Panama: Sierra Llorona
ByIt defies logic and expectation alike, but each new site was better than the last! We fell asleep at Sierra Llorona to the grunting hoots of Mottled Owls, and awoke the next morning to find the feeders covered with hummingbirds and Chestnut-mandibled Toucans in the trees.

Sierra Llorona Lodge has a beautiful series of trails behind it, and we couldn’t resist heading down one of them before breakfast. White-tailed Trogons, which we’d heard along Old Gamboa Road, sang but refused steadfastly to let themselves be seen; suppose I’ll just have to go back someday….
At one point we were watching a Squirrel Cuckoo moving through the foliage, when a feathered form flashed in to land above our heads. A quick look at that median throat-stripe and it was obvious what it was.
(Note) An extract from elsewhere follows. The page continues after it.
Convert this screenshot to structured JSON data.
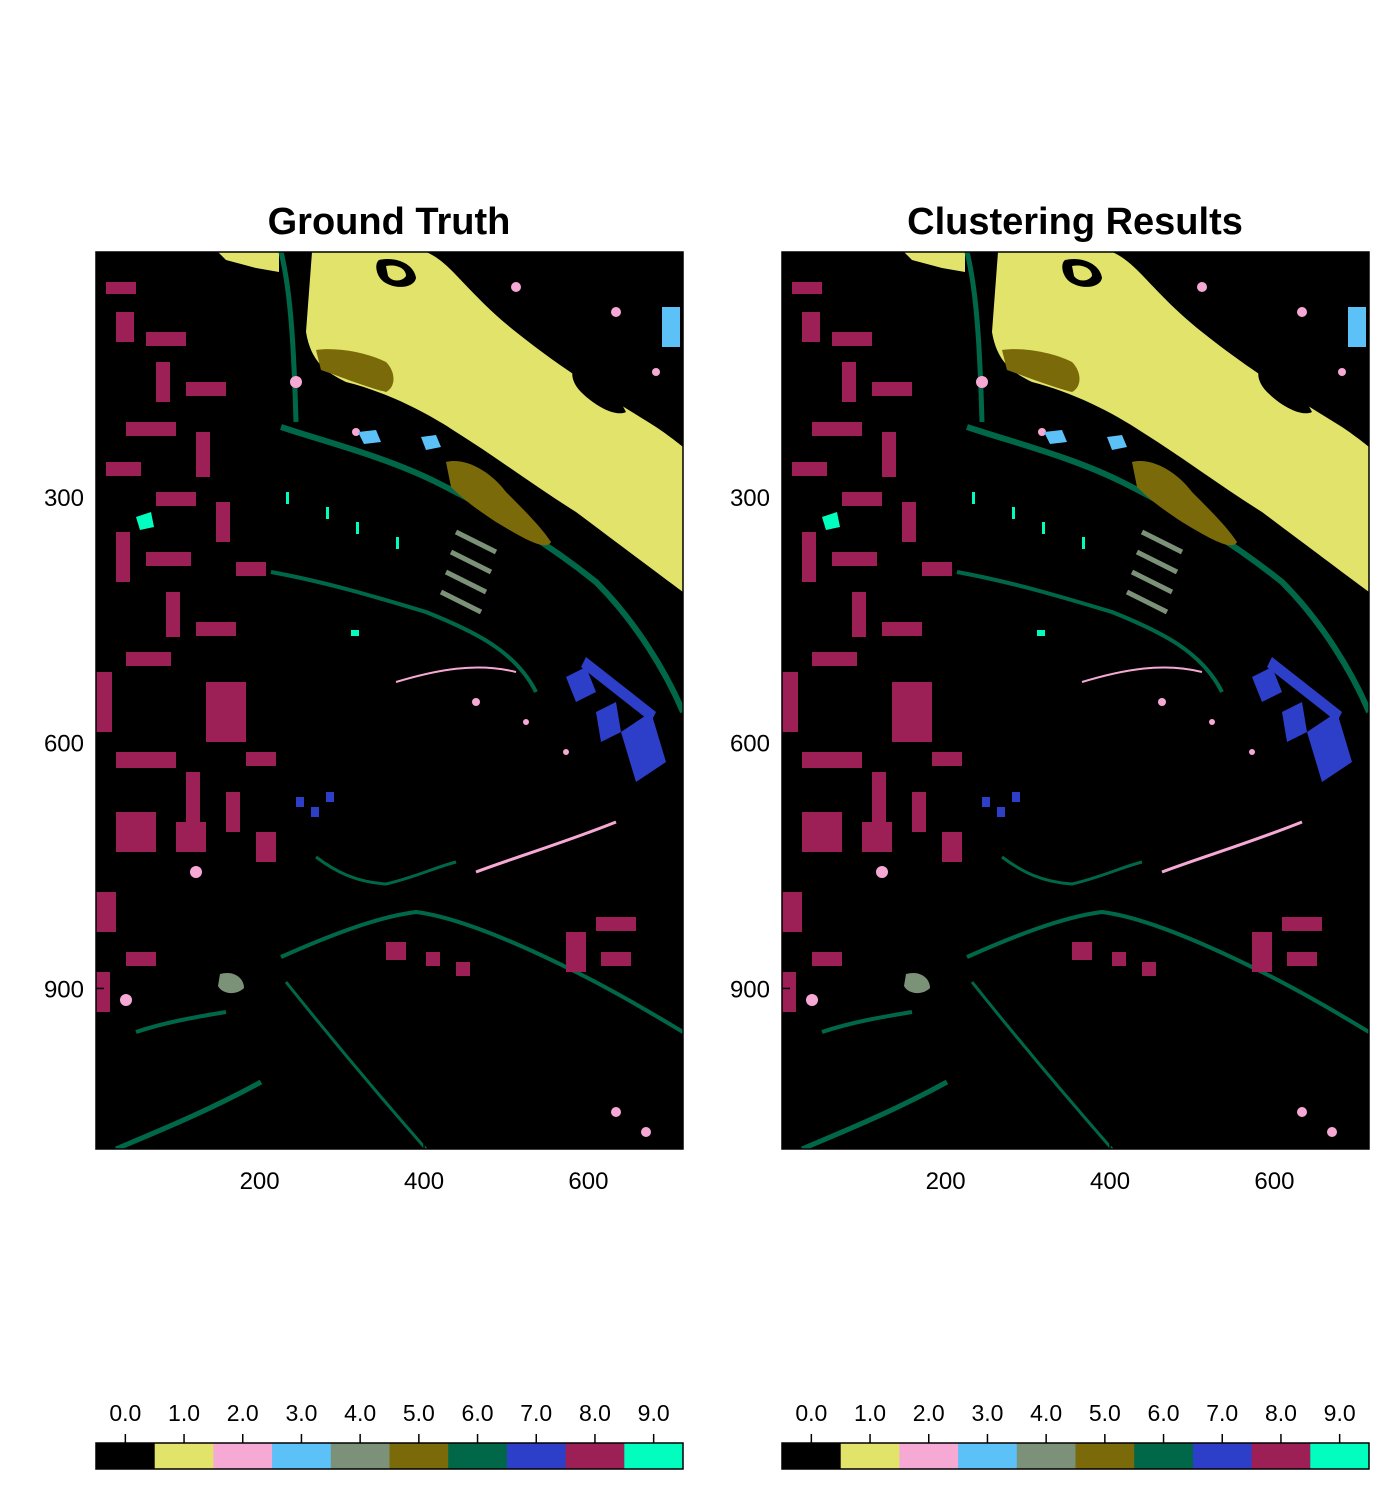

The bird was utterly unconcerned at having landed on top of us, and perched long enough for all of us to admire the first juvenile Double-toothed Kite I’d ever seen, and the only member of the species we would see in Panama.
Breakfast called, the delicious spread we’d come to expect on our tour; but still we hurried, wanting to have a little time along the well-wooded entrance road before we had to leave. And I’m glad we did. A Black-breasted Puffbird perched unmoving above us, immediately propelling Sierra Llorona to the top of my world’s-best-driveways list!